Opinion: Statue opinion must be challenged

Posted on Nov 3 2017 - 7:59am by Will Hall
In the heart of Oxford there stands a statue of a lone soldier who stares in perpetuity over the place which he once died for. For more than 100 years, the soldier has stood valiantly in memorial to all those who perished alongside him defending their land, but soon the soldier may stare out no more.
Last month, Deputy Attorney General Mike Lanford issued an opinion which granted permission to cities and universities to relocate Confederate war memorials to other similarly public spaces.
A monument, which stands as a reminder to a war that claimed the lives of nearly all of the Ole Miss student population and left the city of Oxford flattened, now has the potential to be removed in the corrupted name of societal progress, which in reality does not seek to advance society, but instead further propagate the politics of victimhood that liberal ideology is centered on.
The call that various politicians will inevitably make to relocate various monuments to “more fitting” locations, since this opinion was issued, will only lead to further relocation of monuments. Eventually, all the places which once served as reminders to days passed will find themselves with voids that could never be replaced.

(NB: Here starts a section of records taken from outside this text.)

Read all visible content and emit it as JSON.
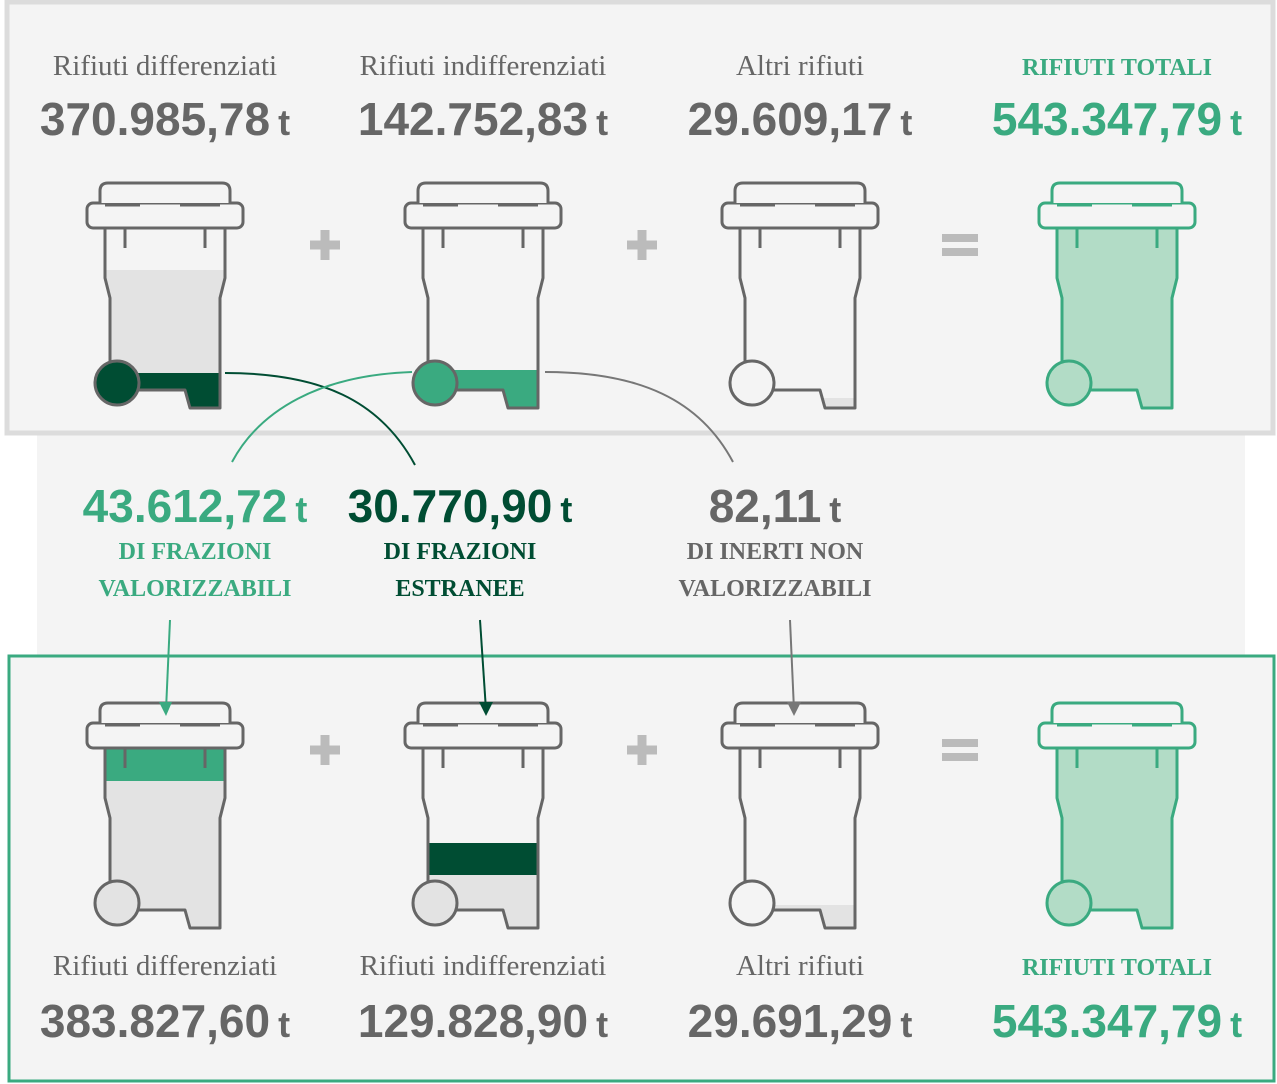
{
  "top": {
    "items": [
      {
        "label": "Rifiuti differenziati",
        "value": "370.985,78",
        "unit": "t"
      },
      {
        "label": "Rifiuti indifferenziati",
        "value": "142.752,83",
        "unit": "t"
      },
      {
        "label": "Altri rifiuti",
        "value": "29.609,17",
        "unit": "t"
      },
      {
        "label": "RIFIUTI TOTALI",
        "value": "543.347,79",
        "unit": "t"
      }
    ]
  },
  "transfers": [
    {
      "value": "43.612,72",
      "unit": "t",
      "label": [
        "DI FRAZIONI",
        "VALORIZZABILI"
      ]
    },
    {
      "value": "30.770,90",
      "unit": "t",
      "label": [
        "DI FRAZIONI",
        "ESTRANEE"
      ]
    },
    {
      "value": "82,11",
      "unit": "t",
      "label": [
        "DI INERTI NON",
        "VALORIZZABILI"
      ]
    }
  ],
  "bottom": {
    "items": [
      {
        "label": "Rifiuti differenziati",
        "value": "383.827,60",
        "unit": "t"
      },
      {
        "label": "Rifiuti indifferenziati",
        "value": "129.828,90",
        "unit": "t"
      },
      {
        "label": "Altri rifiuti",
        "value": "29.691,29",
        "unit": "t"
      },
      {
        "label": "RIFIUTI TOTALI",
        "value": "543.347,79",
        "unit": "t"
      }
    ]
  }
}
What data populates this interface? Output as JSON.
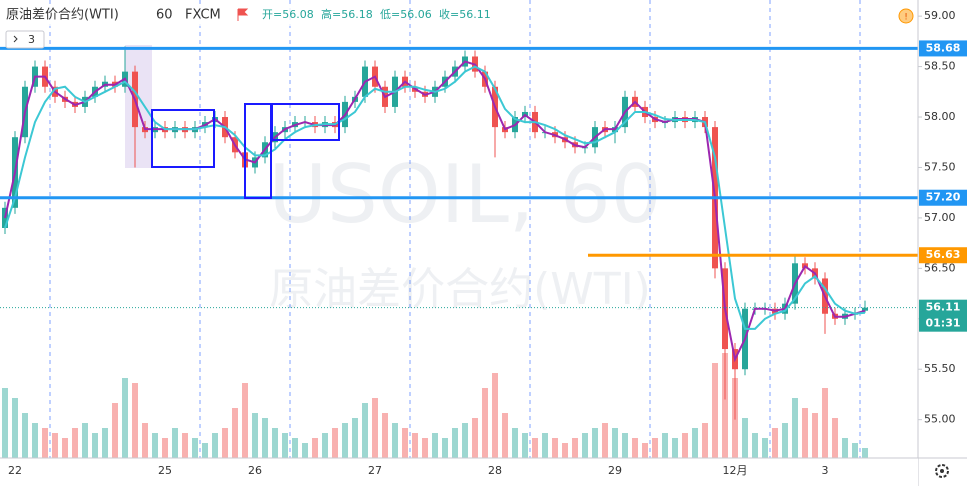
{
  "header": {
    "title": "原油差价合约(WTI)",
    "interval": "60",
    "source": "FXCM",
    "ohlc": [
      "开=56.08",
      "高=56.18",
      "低=56.06",
      "收=56.11"
    ],
    "indicator_count": "3"
  },
  "watermark": {
    "symbol": "USOIL, 60",
    "name": "原油差价合约(WTI)"
  },
  "chart_data": {
    "type": "candlestick",
    "categories": [
      null,
      "22",
      null,
      null,
      null,
      null,
      null,
      null,
      null,
      null,
      null,
      null,
      null,
      null,
      null,
      null,
      "25",
      null,
      null,
      null,
      null,
      null,
      null,
      null,
      null,
      "26",
      null,
      null,
      null,
      null,
      null,
      null,
      null,
      null,
      null,
      null,
      null,
      "27",
      null,
      null,
      null,
      null,
      null,
      null,
      null,
      null,
      null,
      null,
      null,
      "28",
      null,
      null,
      null,
      null,
      null,
      null,
      null,
      null,
      null,
      null,
      null,
      "29",
      null,
      null,
      null,
      null,
      null,
      null,
      null,
      null,
      null,
      null,
      null,
      "12月",
      null,
      null,
      null,
      null,
      null,
      null,
      null,
      null,
      "3",
      null,
      null,
      null,
      null
    ],
    "open": [
      56.9,
      57.1,
      57.8,
      58.3,
      58.5,
      58.3,
      58.2,
      58.15,
      58.1,
      58.2,
      58.3,
      58.35,
      58.3,
      58.45,
      57.9,
      57.85,
      57.9,
      57.85,
      57.9,
      57.85,
      57.9,
      57.95,
      58.0,
      57.8,
      57.65,
      57.5,
      57.6,
      57.75,
      57.85,
      57.9,
      57.95,
      57.95,
      57.9,
      57.95,
      57.9,
      58.15,
      58.2,
      58.5,
      58.3,
      58.1,
      58.4,
      58.3,
      58.25,
      58.2,
      58.3,
      58.4,
      58.5,
      58.6,
      58.45,
      58.3,
      57.9,
      57.85,
      58.0,
      58.05,
      57.85,
      57.85,
      57.8,
      57.75,
      57.7,
      57.7,
      57.9,
      57.85,
      57.9,
      58.2,
      58.1,
      58.0,
      57.95,
      57.95,
      58.0,
      57.95,
      58.0,
      57.9,
      56.5,
      55.7,
      55.5,
      56.1,
      56.1,
      56.1,
      56.05,
      56.15,
      56.55,
      56.5,
      56.4,
      56.05,
      56.0,
      56.05,
      56.08
    ],
    "high": [
      57.16,
      57.86,
      58.36,
      58.56,
      58.56,
      58.36,
      58.26,
      58.21,
      58.26,
      58.36,
      58.41,
      58.41,
      58.7,
      58.51,
      57.96,
      57.96,
      57.96,
      57.96,
      57.96,
      57.96,
      58.01,
      58.06,
      58.06,
      57.86,
      57.71,
      57.66,
      57.81,
      57.91,
      57.96,
      58.01,
      58.01,
      58.01,
      58.01,
      58.01,
      58.21,
      58.26,
      58.56,
      58.56,
      58.36,
      58.46,
      58.46,
      58.36,
      58.31,
      58.36,
      58.46,
      58.56,
      58.66,
      58.66,
      58.51,
      58.36,
      57.96,
      58.06,
      58.11,
      58.11,
      57.91,
      57.91,
      57.86,
      57.81,
      57.76,
      57.96,
      57.96,
      57.96,
      58.26,
      58.26,
      58.16,
      58.06,
      58.01,
      58.06,
      58.06,
      58.06,
      58.06,
      57.96,
      56.56,
      55.76,
      56.16,
      56.16,
      56.16,
      56.16,
      56.21,
      56.63,
      56.61,
      56.56,
      56.46,
      56.11,
      56.11,
      56.11,
      56.18
    ],
    "low": [
      56.84,
      57.04,
      57.74,
      58.24,
      58.24,
      58.14,
      58.09,
      58.04,
      58.04,
      58.14,
      58.24,
      58.24,
      58.24,
      57.5,
      57.79,
      57.79,
      57.79,
      57.79,
      57.79,
      57.79,
      57.84,
      57.89,
      57.74,
      57.59,
      57.2,
      57.44,
      57.54,
      57.69,
      57.79,
      57.84,
      57.89,
      57.84,
      57.84,
      57.84,
      57.84,
      58.09,
      58.14,
      58.24,
      58.04,
      58.04,
      58.24,
      58.19,
      58.14,
      58.14,
      58.24,
      58.34,
      58.44,
      58.39,
      58.24,
      57.6,
      57.79,
      57.79,
      57.94,
      57.79,
      57.79,
      57.74,
      57.69,
      57.64,
      57.64,
      57.64,
      57.79,
      57.74,
      57.84,
      58.04,
      57.94,
      57.89,
      57.89,
      57.89,
      57.89,
      57.89,
      57.84,
      56.4,
      55.2,
      55.0,
      55.44,
      56.04,
      56.04,
      55.99,
      55.99,
      56.09,
      56.44,
      56.34,
      55.85,
      55.94,
      55.94,
      55.99,
      56.06
    ],
    "close": [
      57.1,
      57.8,
      58.3,
      58.5,
      58.3,
      58.2,
      58.15,
      58.1,
      58.2,
      58.3,
      58.35,
      58.3,
      58.45,
      57.9,
      57.85,
      57.9,
      57.85,
      57.9,
      57.85,
      57.9,
      57.95,
      58.0,
      57.8,
      57.65,
      57.5,
      57.6,
      57.75,
      57.85,
      57.9,
      57.95,
      57.95,
      57.9,
      57.95,
      57.9,
      58.15,
      58.2,
      58.5,
      58.3,
      58.1,
      58.4,
      58.3,
      58.25,
      58.2,
      58.3,
      58.4,
      58.5,
      58.6,
      58.45,
      58.3,
      57.9,
      57.85,
      58.0,
      58.05,
      57.85,
      57.85,
      57.8,
      57.75,
      57.7,
      57.7,
      57.9,
      57.85,
      57.9,
      58.2,
      58.1,
      58.0,
      57.95,
      57.95,
      58.0,
      57.95,
      58.0,
      57.9,
      56.5,
      55.7,
      55.5,
      56.1,
      56.1,
      56.1,
      56.05,
      56.15,
      56.55,
      56.5,
      56.4,
      56.05,
      56.0,
      56.05,
      56.05,
      56.11
    ],
    "volume": [
      70,
      60,
      45,
      35,
      30,
      25,
      20,
      30,
      35,
      25,
      30,
      55,
      80,
      75,
      35,
      25,
      20,
      30,
      25,
      20,
      15,
      25,
      30,
      50,
      75,
      45,
      40,
      30,
      25,
      20,
      15,
      20,
      25,
      30,
      35,
      40,
      55,
      60,
      45,
      35,
      30,
      25,
      20,
      25,
      20,
      30,
      35,
      40,
      70,
      85,
      45,
      30,
      25,
      20,
      25,
      20,
      15,
      20,
      25,
      30,
      35,
      30,
      25,
      20,
      15,
      20,
      25,
      20,
      25,
      30,
      35,
      95,
      105,
      80,
      40,
      25,
      20,
      30,
      35,
      60,
      50,
      45,
      70,
      40,
      20,
      15,
      10
    ],
    "up_color": "#26a69a",
    "down_color": "#ef5350",
    "series": [
      {
        "color": "#9c27b0",
        "values": [
          57.0,
          57.45,
          58.05,
          58.4,
          58.4,
          58.25,
          58.18,
          58.12,
          58.15,
          58.25,
          58.32,
          58.32,
          58.38,
          58.17,
          57.88,
          57.88,
          57.88,
          57.88,
          57.88,
          57.88,
          57.92,
          57.98,
          57.9,
          57.72,
          57.58,
          57.55,
          57.68,
          57.8,
          57.88,
          57.92,
          57.95,
          57.92,
          57.92,
          57.92,
          58.02,
          58.18,
          58.35,
          58.4,
          58.2,
          58.25,
          58.35,
          58.28,
          58.22,
          58.25,
          58.35,
          58.45,
          58.55,
          58.52,
          58.38,
          58.1,
          57.88,
          57.92,
          58.02,
          57.95,
          57.85,
          57.82,
          57.78,
          57.72,
          57.7,
          57.8,
          57.88,
          57.88,
          58.05,
          58.15,
          58.05,
          57.98,
          57.95,
          57.98,
          57.98,
          57.98,
          57.95,
          57.2,
          56.1,
          55.6,
          55.8,
          56.1,
          56.1,
          56.08,
          56.1,
          56.35,
          56.52,
          56.45,
          56.22,
          56.02,
          56.02,
          56.05,
          56.08
        ]
      },
      {
        "color": "#3cc8d4",
        "values": [
          56.9,
          57.2,
          57.6,
          57.95,
          58.15,
          58.28,
          58.3,
          58.2,
          58.15,
          58.2,
          58.25,
          58.3,
          58.35,
          58.25,
          58.1,
          57.95,
          57.88,
          57.88,
          57.88,
          57.88,
          57.9,
          57.92,
          57.9,
          57.82,
          57.7,
          57.62,
          57.62,
          57.68,
          57.78,
          57.85,
          57.9,
          57.92,
          57.93,
          57.93,
          57.98,
          58.05,
          58.2,
          58.28,
          58.25,
          58.25,
          58.3,
          58.3,
          58.27,
          58.25,
          58.28,
          58.35,
          58.45,
          58.5,
          58.45,
          58.28,
          58.08,
          57.98,
          57.95,
          57.95,
          57.92,
          57.88,
          57.82,
          57.78,
          57.74,
          57.75,
          57.8,
          57.85,
          57.95,
          58.05,
          58.05,
          58.02,
          57.98,
          57.97,
          57.97,
          57.97,
          57.95,
          57.6,
          56.9,
          56.2,
          55.9,
          55.9,
          56.0,
          56.05,
          56.08,
          56.2,
          56.35,
          56.42,
          56.3,
          56.15,
          56.08,
          56.05,
          56.06
        ]
      }
    ],
    "levels": [
      {
        "value": 58.68,
        "label": "58.68",
        "color": "#2196f3"
      },
      {
        "value": 57.2,
        "label": "57.20",
        "color": "#2196f3"
      },
      {
        "value": 56.63,
        "label": "56.63",
        "color": "#ff9800"
      }
    ],
    "last_price": {
      "value": 56.11,
      "label": "56.11",
      "countdown": "01:31",
      "color": "#26a69a"
    },
    "ylim": [
      54.62,
      59.16
    ],
    "yticks": [
      {
        "value": 55,
        "label": "55.00"
      },
      {
        "value": 55.5,
        "label": "55.50"
      },
      {
        "value": 56,
        "label": "56.00"
      },
      {
        "value": 56.5,
        "label": "56.50"
      },
      {
        "value": 57,
        "label": "57.00"
      },
      {
        "value": 57.5,
        "label": "57.50"
      },
      {
        "value": 58,
        "label": "58.00"
      },
      {
        "value": 58.5,
        "label": "58.50"
      },
      {
        "value": 59,
        "label": "59.00"
      }
    ]
  }
}
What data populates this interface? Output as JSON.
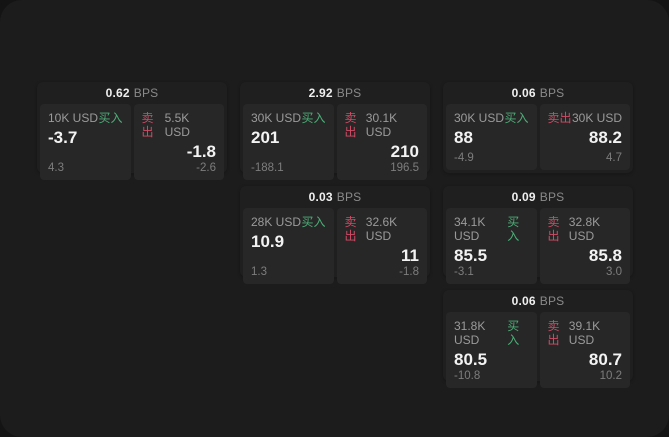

It is the obligation of all those who call Oxford home to make their voices heard and make it clear that changes of this sort are not welcome in our community.
There must be a concerted national effort by all those who believe in the preservation of history to fully reject any attempts of this nature and hold local officials accountable to their constituents.
We must simultaneously hold liberals accountable for their hypocrisy in calling these monuments destructive, while members of their own faction memorialize such deplorable and radical figures as Yuri Kochiama and Che Guevera.
The fact of the matter is that the effect of the Confederate memorial on the city of Oxford is not to provide a venue to advance or glorify the disgusting ideology of white supremacy, but rather to remember those who came before us.
If we were to destroy, relocate or contextualize this or any monument, we surrender our history to the hands of mob rule, where the loudest among us have the ultimate power to choose what history we remember and what history we forget.
Today, the mob dictates that Confederate memorials should be removed from our cities and forgotten, while tomorrow a new mob could dictate that memorials to civil rights icons such as Martin Luther King Jr. offend those who subscribe to that mob’s ideology and should therefore be removed.
If this were allowed to continue, our streets and our cities would find themselves as barren and colorless as the streets of East Berlin. Our children would learn facts subject to the whims of popular conceptions, instead of being established by truth.
The next time you find yourself walking across the Square, take a moment to appreciate the beauty of the Confederate memorial, the stoic nature of the Courthouse and all the other historical places, which transform a small town in north Mississippi into the Oxford we have come to know and love today.
If we do not appreciate and protect these places, there will be nobody to remember their beauty and their message in the future when all the reminders of our past are hidden far away.
Will Hall is a junior journalism major from Atlanta.